Светлый фон

Мы проиграли этот бой.

Нужно было принять это.

Мы бессильны против их обороны и жажды жить.

Я не знаю, как сейчас обстоят дела на границе и во всех Полисах – моя связь с Авророй после крушения была утеряна. Мой самолет был мертв и также не мог соединить меня с Базой. Я говорю «мертв», а не «разбит», потому что я успел даже как-то породниться с ним. Хороший был боевой товарищ, хоть и недолго мы с тобой провоевали. Зато весело и незабываемо.

Я похлопал его ладонью по металлическому боку и поблагодарил. В ответ он затрещал коротко последними искрами и окончательно испустил дух. Бедняга. Почему мне кажется, что ты тоже хотел бы выжить и пролетать дольше? Почему я чувствую себя, как на кладбище погибших машин?

Мне потребовалось небольшое усилие, чтобы оглядеться. Но когда я посмотрел на землю, мое сердце сжалось от боли еще сильнее, чем когда я глядел в небо. Да, здесь было кладбище. Место последнего пристанища десятков самолетов, которые в свою очередь были поэзией человеческой мысли. Лучшие творения лежали мертвым грузом на земле, объятые пламенем и пожертвовавшие собой, чтобы сохранить в живых своих пилотов. Своих наездников. Вы ломали крылья, зарывались носом в почву, сносили на своем пути камни и песок. Жертвовали последними ресурсами аккумуляторов, чтобы максимально безопасно приземлиться и сохранить кабину. Автопилот – ваша форма защиты. Пусть меня убеждают создатели этих самолетов и программисты, что машина делает только то, что уже заранее прописано у нее в мозгах кусками кода. Пусть говорят, что гении программисты придумали такой отличный спасательный вариант автопилота, который спас за сегодня жизни десяткам людей. Но я буду отрицать, что это их заслуга. Потому что я лучше их понимаю, когда машина сама решает, включить ей эту программу или нет. Она оценивает повреждения, оценивает состояние пилота, ищет место посадки и даже без крыльев – умудрится, посадит самолет на землю. Все это сложение бесконечных параметров включает у машины сигнал к спасению. А то, что заложили в нее программисты – то лишь набор инстинктов. Я верю в это. Пусть меня попробуют переубедить. Но сейчас я смотрю на кратер, усыпанный обломками почти таких разумных машин, и мне больно. За то, что они погибли. За то, что были выведены из строя раньше, чем исполнили свой долг. За то, что были испорчены такими же машинами, как они сами, наполненными набором инстинктов, но отличающимися всего лишь одним. ОДНИМ! Лишь тем, что их материальная оболочка была биологического происхождения.

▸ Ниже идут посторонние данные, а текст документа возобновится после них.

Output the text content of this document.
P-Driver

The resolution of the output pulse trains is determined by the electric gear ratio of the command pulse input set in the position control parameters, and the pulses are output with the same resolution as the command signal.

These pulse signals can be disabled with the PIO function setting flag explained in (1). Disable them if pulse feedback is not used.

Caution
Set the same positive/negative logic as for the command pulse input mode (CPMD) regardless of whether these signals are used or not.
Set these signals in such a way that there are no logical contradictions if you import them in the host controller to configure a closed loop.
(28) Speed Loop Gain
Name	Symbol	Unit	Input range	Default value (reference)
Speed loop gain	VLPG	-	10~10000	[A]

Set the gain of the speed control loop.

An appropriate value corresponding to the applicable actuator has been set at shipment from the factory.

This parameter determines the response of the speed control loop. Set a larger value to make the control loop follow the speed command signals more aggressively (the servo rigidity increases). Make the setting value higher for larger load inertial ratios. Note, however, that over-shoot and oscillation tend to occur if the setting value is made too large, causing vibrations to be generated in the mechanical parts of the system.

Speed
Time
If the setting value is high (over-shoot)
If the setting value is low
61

Я бессильно упал грудью на свой самолет и дрожащими руками сбросил с головы тесный шлем. Только сейчас я заметил, что стало с моими руками. Мда. Такое быстро не заживет. Все пальцы были в крови, которая даже сейчас продолжала сочиться из-под ногтей. Обожженная интерсетью кожа на запястьях уже в нескольких местах покрылась волдырями от ожогов. На внутренней стороне предплечий серебристой паутинкой через ожоги проступала сама сеть. Странно. Это было почти не больно. Словно половину нервных окончаний мне уже сожгло перегрузкой. И даже не страшно. Страшнее было бы лишиться ощущений вообще, а так – пока есть боль, я еще на что-то способен.